Той самой осенью, когда Николай Пирогов явился на свет, Наполеон Бонапарт окончательно свыкся с мыслью, что ключ к мировому владычеству ждет его в Москве, и приказал доставить ему всевозможные книги о России — ее прошлом и настоящем, ее географии, статистике, быте, правителях и народе.
Глядя на звезду, повисшую над Москвой и едва не полнеба рассекшую сияющим хвостом, наисмелейшие из прорицателей обещали, что армия неприятельская с превеликой быстротой нахлынет на Россию, но обратное ее движение будет еще быстрее…
«Что это такое было?.. — на закате дней размышлял Пирогов об этой навсегда запавшей в память звезде. — Следствие слышанных в ребячестве длинных рассказов о комете 1812 года или оставшееся в мозгу впечатление действительно виденной мной в то время, двухлетним ребенком, кометы?..»
Видение? Или след былого? Или таинственное слияние того и другого — образ звезды, под которой родился, звезды — судьбы? Всего дороже, что он о звезде постоянно помнил. Сколько твердили вокруг: «Не считай звезды, а гляди в ноги: ничего не найдешь, так хоть не упадешь», — а он все задирал голову и глядел на звезды, падал, не боялся того — лишь бы искать, найти.
В старости он сердился, что никто из учителей не указал ему, ребенку, в звездную ночь на небесный свод, благословлял свою няню, солдатскую вдову Катерину Михайловну, которая в праздничный день заставила его приметить над раскинутыми на зеленом пригорке шатрами, над пестро наряженной хмельной толпой черную грозовую тучу — помогла увидеть единство и противостояние земли и неба, помнил поразившее его в детстве изречение из попавшей в руки латинской хрестоматии: «Вселенная делится на две части — небо и землю».
Он глядел на звезды, оттого мир вокруг являлся ему необъятным, исполненным бесконечного разнообразия, движения, тайн.
Вскрывая трупы в анатомическом театре, копошась над изготовлением препаратов, накладывая швы или перевязывая раны, он не умел и не желал думать о том лишь, что перед ним, но обязательно жаждал знать, как и почему — устройство и причины; в каждой подробности он видел частицу необъятного.
«Что заставляет растение и животное принимать тот или другой характерный вид? Отчего семя и яйцо заключают в себе зародыш именно того же типа и вида, от которого они произошли?
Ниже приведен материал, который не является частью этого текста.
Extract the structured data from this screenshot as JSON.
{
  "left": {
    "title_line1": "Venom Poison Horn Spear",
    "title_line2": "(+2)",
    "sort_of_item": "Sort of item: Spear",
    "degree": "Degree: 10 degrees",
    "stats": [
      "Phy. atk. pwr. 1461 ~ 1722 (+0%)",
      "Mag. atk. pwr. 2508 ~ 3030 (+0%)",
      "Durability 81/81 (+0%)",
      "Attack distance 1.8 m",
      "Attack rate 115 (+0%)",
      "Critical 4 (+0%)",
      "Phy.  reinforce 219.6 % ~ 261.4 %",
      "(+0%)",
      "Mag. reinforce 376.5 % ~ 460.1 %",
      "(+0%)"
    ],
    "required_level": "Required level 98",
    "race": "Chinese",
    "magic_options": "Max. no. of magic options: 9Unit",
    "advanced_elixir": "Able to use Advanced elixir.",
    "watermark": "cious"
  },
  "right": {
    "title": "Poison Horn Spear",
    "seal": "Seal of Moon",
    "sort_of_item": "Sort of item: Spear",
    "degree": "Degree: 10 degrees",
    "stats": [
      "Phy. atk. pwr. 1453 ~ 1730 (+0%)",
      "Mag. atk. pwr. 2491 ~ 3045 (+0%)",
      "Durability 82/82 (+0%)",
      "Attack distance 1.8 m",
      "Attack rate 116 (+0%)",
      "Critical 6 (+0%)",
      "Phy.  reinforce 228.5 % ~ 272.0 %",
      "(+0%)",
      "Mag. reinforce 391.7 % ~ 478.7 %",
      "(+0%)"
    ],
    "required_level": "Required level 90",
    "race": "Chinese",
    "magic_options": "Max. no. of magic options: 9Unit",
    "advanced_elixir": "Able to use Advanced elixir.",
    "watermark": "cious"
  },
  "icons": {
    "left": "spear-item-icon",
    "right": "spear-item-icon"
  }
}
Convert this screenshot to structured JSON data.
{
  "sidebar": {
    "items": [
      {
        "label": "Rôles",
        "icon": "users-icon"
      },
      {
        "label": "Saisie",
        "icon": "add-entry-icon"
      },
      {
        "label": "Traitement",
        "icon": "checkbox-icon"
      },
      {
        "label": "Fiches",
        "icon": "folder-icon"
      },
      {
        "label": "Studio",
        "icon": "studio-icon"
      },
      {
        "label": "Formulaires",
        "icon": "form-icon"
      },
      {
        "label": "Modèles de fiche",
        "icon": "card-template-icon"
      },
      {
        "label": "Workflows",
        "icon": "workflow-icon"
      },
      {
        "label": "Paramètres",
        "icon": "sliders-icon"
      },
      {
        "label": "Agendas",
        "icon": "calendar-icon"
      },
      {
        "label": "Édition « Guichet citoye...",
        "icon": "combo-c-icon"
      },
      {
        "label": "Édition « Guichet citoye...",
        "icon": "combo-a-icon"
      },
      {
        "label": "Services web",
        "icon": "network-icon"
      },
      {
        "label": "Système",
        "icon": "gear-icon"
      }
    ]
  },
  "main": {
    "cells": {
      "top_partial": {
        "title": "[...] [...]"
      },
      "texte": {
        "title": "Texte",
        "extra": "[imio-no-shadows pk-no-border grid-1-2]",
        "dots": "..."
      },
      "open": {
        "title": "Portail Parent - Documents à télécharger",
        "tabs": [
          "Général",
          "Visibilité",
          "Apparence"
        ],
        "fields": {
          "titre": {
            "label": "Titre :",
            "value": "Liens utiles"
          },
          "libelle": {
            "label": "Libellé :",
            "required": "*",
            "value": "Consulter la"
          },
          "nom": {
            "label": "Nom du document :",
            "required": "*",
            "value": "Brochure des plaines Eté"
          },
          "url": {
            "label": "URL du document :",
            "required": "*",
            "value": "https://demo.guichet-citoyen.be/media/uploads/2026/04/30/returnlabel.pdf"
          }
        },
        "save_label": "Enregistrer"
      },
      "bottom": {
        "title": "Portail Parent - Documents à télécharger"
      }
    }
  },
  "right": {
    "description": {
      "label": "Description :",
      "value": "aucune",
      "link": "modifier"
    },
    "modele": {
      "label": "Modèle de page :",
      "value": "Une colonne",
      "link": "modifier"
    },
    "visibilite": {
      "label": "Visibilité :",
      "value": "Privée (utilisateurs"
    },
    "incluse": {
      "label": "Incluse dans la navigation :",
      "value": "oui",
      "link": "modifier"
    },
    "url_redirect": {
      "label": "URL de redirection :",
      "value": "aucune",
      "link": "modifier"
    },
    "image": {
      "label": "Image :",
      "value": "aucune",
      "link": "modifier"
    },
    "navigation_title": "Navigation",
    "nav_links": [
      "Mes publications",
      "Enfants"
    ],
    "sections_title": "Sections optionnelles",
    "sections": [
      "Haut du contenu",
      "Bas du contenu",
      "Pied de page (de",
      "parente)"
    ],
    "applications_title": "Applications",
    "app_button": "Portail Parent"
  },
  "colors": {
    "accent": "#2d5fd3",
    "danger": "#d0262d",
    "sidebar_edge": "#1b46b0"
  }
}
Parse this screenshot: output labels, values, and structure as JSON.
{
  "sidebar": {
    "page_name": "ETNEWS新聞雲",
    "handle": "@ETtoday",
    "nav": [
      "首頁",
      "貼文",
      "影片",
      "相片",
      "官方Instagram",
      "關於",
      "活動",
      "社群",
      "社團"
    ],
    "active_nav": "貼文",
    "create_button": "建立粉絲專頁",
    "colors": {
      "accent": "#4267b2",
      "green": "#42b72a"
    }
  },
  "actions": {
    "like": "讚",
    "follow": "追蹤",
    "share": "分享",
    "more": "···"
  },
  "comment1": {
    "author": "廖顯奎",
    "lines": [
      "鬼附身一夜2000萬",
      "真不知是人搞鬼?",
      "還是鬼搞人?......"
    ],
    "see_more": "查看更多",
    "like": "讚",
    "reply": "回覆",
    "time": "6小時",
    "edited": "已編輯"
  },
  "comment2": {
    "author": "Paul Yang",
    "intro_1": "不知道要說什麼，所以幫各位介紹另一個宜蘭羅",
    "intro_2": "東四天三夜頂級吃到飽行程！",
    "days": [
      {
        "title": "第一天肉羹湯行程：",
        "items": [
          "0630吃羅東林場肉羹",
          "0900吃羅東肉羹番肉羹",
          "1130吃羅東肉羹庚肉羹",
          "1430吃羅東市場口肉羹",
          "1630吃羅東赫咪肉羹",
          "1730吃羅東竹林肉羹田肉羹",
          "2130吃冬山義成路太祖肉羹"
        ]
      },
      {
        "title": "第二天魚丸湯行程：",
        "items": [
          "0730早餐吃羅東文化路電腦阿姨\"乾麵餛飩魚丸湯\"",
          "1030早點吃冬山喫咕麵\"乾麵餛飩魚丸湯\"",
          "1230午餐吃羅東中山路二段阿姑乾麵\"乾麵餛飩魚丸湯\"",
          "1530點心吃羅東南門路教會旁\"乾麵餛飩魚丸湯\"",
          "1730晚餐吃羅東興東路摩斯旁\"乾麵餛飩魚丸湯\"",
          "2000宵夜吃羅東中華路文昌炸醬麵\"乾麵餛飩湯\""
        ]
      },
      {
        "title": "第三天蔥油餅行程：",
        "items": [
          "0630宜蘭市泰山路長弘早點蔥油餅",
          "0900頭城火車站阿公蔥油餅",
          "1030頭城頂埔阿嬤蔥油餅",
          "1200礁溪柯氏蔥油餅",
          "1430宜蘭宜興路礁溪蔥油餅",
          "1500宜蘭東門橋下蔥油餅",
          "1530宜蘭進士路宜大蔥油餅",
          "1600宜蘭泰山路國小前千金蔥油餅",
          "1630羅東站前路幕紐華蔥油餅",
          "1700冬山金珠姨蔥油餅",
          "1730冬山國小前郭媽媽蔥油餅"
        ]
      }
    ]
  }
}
Что сцепляет атомы? Отчего мышечное движение переходит в теплоту, а теплота — в движение?..» Он расскажет современникам и потомкам про тысячи вопросов, мучивших его на пути к уразумению сущности вещей.
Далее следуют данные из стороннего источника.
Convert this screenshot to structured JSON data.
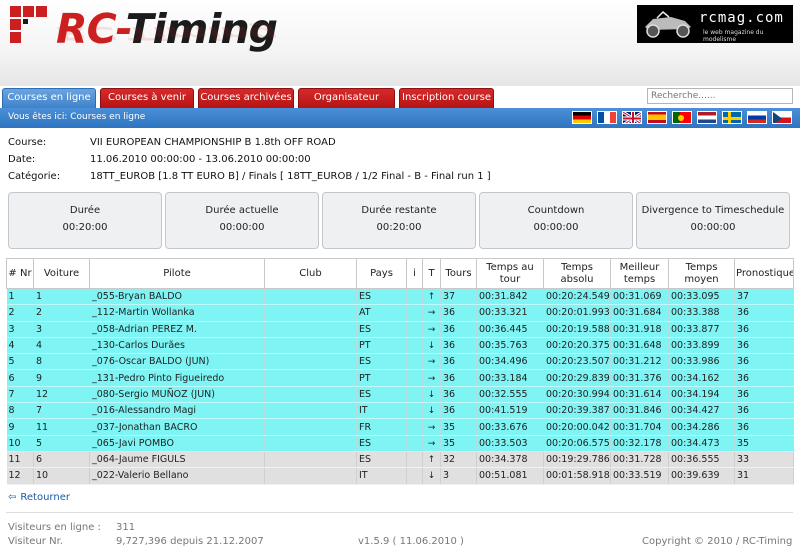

«Нам дан мозг, чтобы мыслить, или мы мыслим, потому что имеем мозг?» — спрашивал он. Или еще проще: «Нам даны ноги, чтобы ходить, или мы ходим, потому что у нас есть ноги?..»
Углубляясь в сущность какого-либо предмета, он не мог забыть, по собственному его признанию, о «странном плавании и кружении в беспредельном пространстве тяготеющих друг к другу шаровидных масс», о «существовании бесчисленных миров, составленных из одних и тех же вещественных атомов и отдаленных навеки один от другого едва вообразимыми по своей громадности пространствами».
Это по-ломоносовски:
От рождения он косил, и хотя с усмешкой, но, кажется, вполне серьезно говорил о себе, что ни на что смотреть и ни в чем убеждаться с одной стороны не может — непроизвольно норовит заглянуть на все и со стороны противоположной.
С младенчества был у него также постоянный шум в ушах: слушая будничную речь, звуки обыденной жизни, он как бы слышал одновременно бег морских волн, горные оползни, качание леса, движение людских толп…
Москва стояла прозрачная, как зимний лес, казалось, гулкая от простора: две трети с лишком домов погибло в пожаре двенадцатого года. Иные улицы гляделись большой дорогой среди ровного поля — по краям ни здания, лишь кое-где заборы, огораживающие пустыри. Каменные коробки в два и три этажа поднимались, выжженные до черноты: сквозь дыры окон светилось небо.